Casais do mesmo sexo recebem bênçãos pela primeira vez na Igreja da Inglaterra

Por David Paulsen
Postado em 18 de dezembro de 2023
Bênção do mesmo sexo na Igreja da Inglaterra

A Rev. Catherine Bond, à esquerda, e a Rev. Jane Pearce dão as mãos após serem abençoadas na igreja de São João Batista em Felixstowe, Suffolk. Foto: Associação de Imprensa via AP Images

[Serviço de Notícias Episcopais] Casais do mesmo sexo começou a receber bênçãos na Igreja da Inglaterra em 17 de dezembro, mas ainda não estão autorizados a casar nas igrejas anglicanas da Inglaterra – um compromisso há muito debatido que os anglicanos conservadores disseram que vai longe demais e os anglicanos mais progressistas disseram que não vai longe o suficiente.

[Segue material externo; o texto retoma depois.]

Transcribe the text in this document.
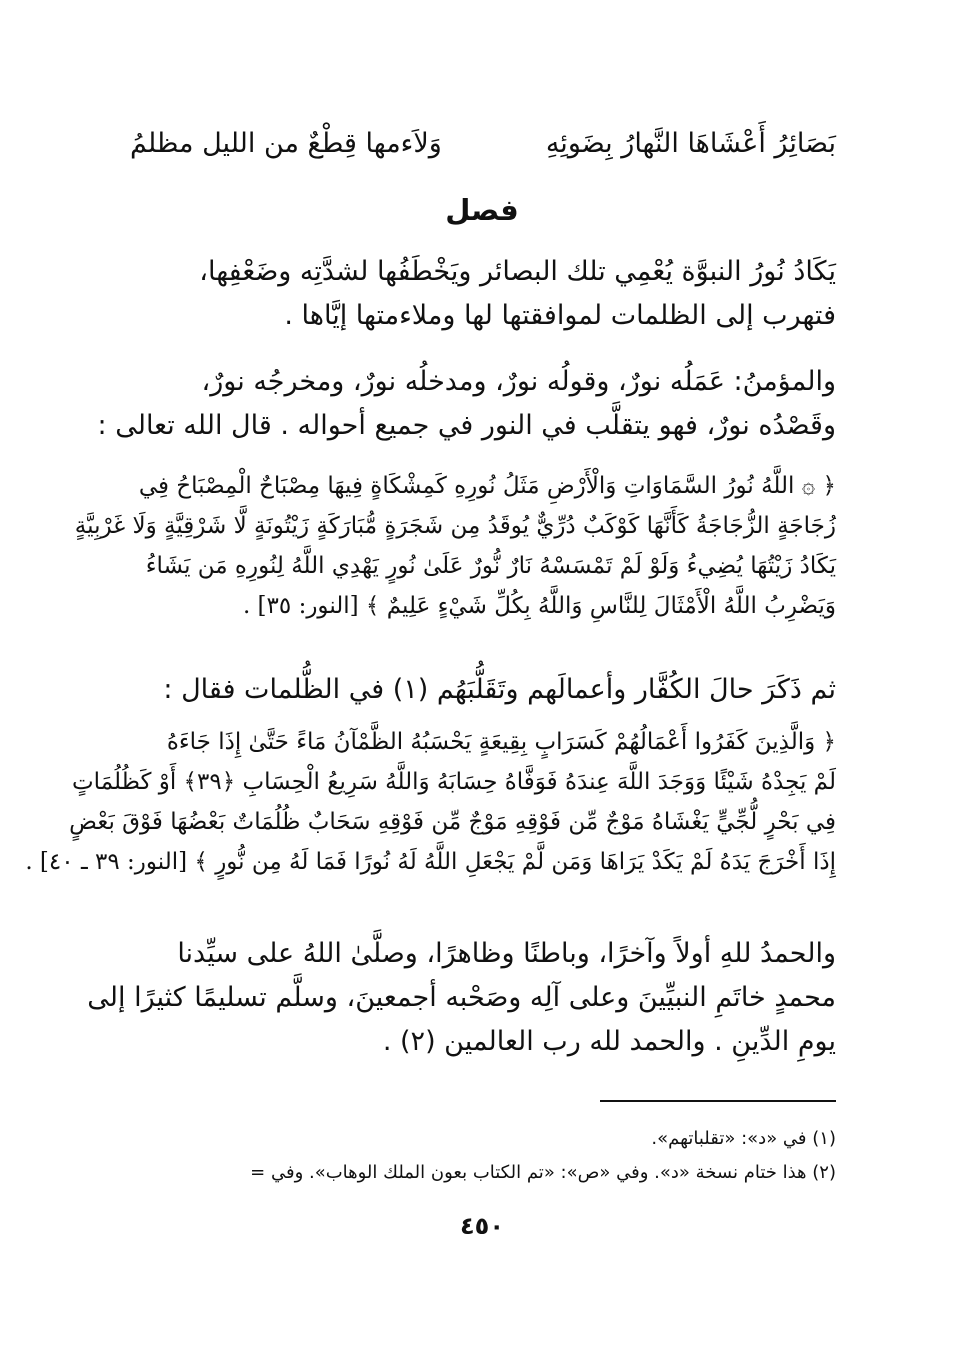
بَصَائِرُ أَعْشَاهَا النَّهارُ بِضَوئِهِ
وَلاَءمها قِطْعٌ من الليل مظلمُ
فصل
يَكَادُ نُورُ النبوَّة يُعْمِي تلك البصائر ويَخْطَفُها لشدَّتِه وضَعْفِها،
فتهرب إلى الظلمات لموافقتها لها وملاءمتها إيَّاها .
والمؤمنُ: عَمَلُه نورٌ، وقولُه نورٌ، ومدخلُه نورٌ، ومخرجُه نورٌ،
وقَصْدُه نورٌ، فهو يتقلَّب في النور في جميع أحواله . قال الله تعالى :
﴿ ۞ اللَّهُ نُورُ السَّمَاوَاتِ وَالْأَرْضِ مَثَلُ نُورِهِ كَمِشْكَاةٍ فِيهَا مِصْبَاحٌ الْمِصْبَاحُ فِي
زُجَاجَةٍ الزُّجَاجَةُ كَأَنَّهَا كَوْكَبٌ دُرِّيٌّ يُوقَدُ مِن شَجَرَةٍ مُّبَارَكَةٍ زَيْتُونَةٍ لَّا شَرْقِيَّةٍ وَلَا غَرْبِيَّةٍ
يَكَادُ زَيْتُهَا يُضِيءُ وَلَوْ لَمْ تَمْسَسْهُ نَارٌ نُّورٌ عَلَىٰ نُورٍ يَهْدِي اللَّهُ لِنُورِهِ مَن يَشَاءُ
وَيَضْرِبُ اللَّهُ الْأَمْثَالَ لِلنَّاسِ وَاللَّهُ بِكُلِّ شَيْءٍ عَلِيمٌ ﴾ [النور: ٣٥] .
ثم ذَكَرَ حالَ الكُفَّار وأعمالَهم وتَقَلُّبَهُم (١) في الظُّلمات فقال :
﴿ وَالَّذِينَ كَفَرُوا أَعْمَالُهُمْ كَسَرَابٍ بِقِيعَةٍ يَحْسَبُهُ الظَّمْآنُ مَاءً حَتَّىٰ إِذَا جَاءَهُ
لَمْ يَجِدْهُ شَيْئًا وَوَجَدَ اللَّهَ عِندَهُ فَوَفَّاهُ حِسَابَهُ وَاللَّهُ سَرِيعُ الْحِسَابِ ﴿٣٩﴾ أَوْ كَظُلُمَاتٍ
فِي بَحْرٍ لُّجِّيٍّ يَغْشَاهُ مَوْجٌ مِّن فَوْقِهِ مَوْجٌ مِّن فَوْقِهِ سَحَابٌ ظُلُمَاتٌ بَعْضُهَا فَوْقَ بَعْضٍ
إِذَا أَخْرَجَ يَدَهُ لَمْ يَكَدْ يَرَاهَا وَمَن لَّمْ يَجْعَلِ اللَّهُ لَهُ نُورًا فَمَا لَهُ مِن نُّورٍ ﴾ [النور: ٣٩ ـ ٤٠] .
والحمدُ للهِ أولاً وآخرًا، وباطنًا وظاهرًا، وصلَّىٰ اللهُ على سيِّدنا
محمدٍ خاتَمِ النبيِّينَ وعلى آلِه وصَحْبه أجمعينَ، وسلَّم تسليمًا كثيرًا إلى
يومِ الدِّينِ . والحمد لله رب العالمين (٢) .
(١) في «د»: «تقلباتهم».
(٢) هذا ختام نسخة «د». وفي «ص»: «تم الكتاب بعون الملك الوهاب». وفي =
٤٥٠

Embora não se espere que as divisões na Igreja da Inglaterra e em toda a Comunhão Anglicana sejam resolvidas tão cedo, o dia marcou pelo menos um pequeno passo em direção a uma inclusão LGBTQ+ mais completa para os casais que puderam solicitar bênçãos de seu clero pela primeira vez. tempo.

Entre o primeiros casais a receber as bênçãos foram a Rev. Catherine Bond e a Rev. Jane Pearce, ambos sacerdotes associados, durante a Sagrada Eucaristia em 17 de dezembro na Igreja de São João Batista em Suffolk. O reverendo Andrew Dotchin, que ofereceu a bênção, descreveu o relacionamento do casal como uma “peregrinação agraciada pela bênção [de Deus]” e orou para que eles “se alegrassem e esperassem em sustentar seu amor por todos os dias de suas vidas”. de acordo com uma reportagem da BBC.

Um dia depois, em 18 de dezembro, o Papa Francisco abriu caminho semelhante na Igreja Católica Romana ao permitir que padres católicos abençoassem casais do mesmo sexo, anunciou o Vaticano. Embora os casais gays e lésbicas ainda não tenham um rito litúrgico para as suas uniões na Igreja Católica, a decisão do papa foi visto como um passo significativo numa denominação que tem sido lenta em acolher cristãos LGBTQ+ e tem afirmado que o casamento é apenas para um homem e uma mulher.

As bênçãos da Igreja da Inglaterra foram endossado pelo seu Sínodo Geral em fevereiro de 2023 como culminação de uma iniciativa de seis anos denominada “Viver em Amor e Fé”. Desde então, grupos de líderes religiosos se reuniram para desenvolver uma seleção de leituras e orações de ação de graças e dedicação, que foram aprovado este mês pela Casa dos Bispos da Igreja.

O texto das orações foi publicado em 12 de dezembro juntamente com orientação pastoral para o clero. Eles podem ser usados ​​em cultos programados regularmente, e as discussões continuam sobre propostas para permiti-los em cultos independentes.

O clero da Igreja da Inglaterra não é obrigado a oferecer as bênçãos. O Arcebispo de Canterbury, Justin Welby, disse que não abençoará pessoalmente casais do mesmo sexo, embora sua abertura para uma maior inclusão LGBTQ+ tenha levado a divergências profundas com outras províncias interdependentes e autônomas da Comunhão Anglicana que todos têm raízes na Igreja da Inglaterra.

Algumas províncias anglicanas, incluindo a Igreja Episcopal, foram mais longe ao permitir que casais do mesmo sexo se casassem nas suas igrejas, embora isto ainda seja raro na maioria das outras províncias.

O casamento entre pessoas do mesmo sexo é legal sob a lei civil na Inglaterra desde 2014 e é apoiado pela maioria do público britânico, mas continua proibido nas igrejas da Igreja da Inglaterra.

Os bispos anglicanos conservadores, especialmente os das províncias da região conhecida como Sul Global, opuseram-se fortemente às bênçãos. Devido a estes desenvolvimentos na Igreja da Inglaterra, eles disseram que já não podem aceitar o papel de Welby como um “foco de unidade” histórico na Comunhão Anglicana.

Alguns anglicanos LGBTQ+, por outro lado, consideraram as bênçãos da Igreja da Inglaterra um insulto. Eles dizem que a mudança deixa em vigor outros ensinamentos da Igreja da Inglaterra sobre casamento e sexo que marginalizam as vidas e relacionamentos de casais gays e lésbicas.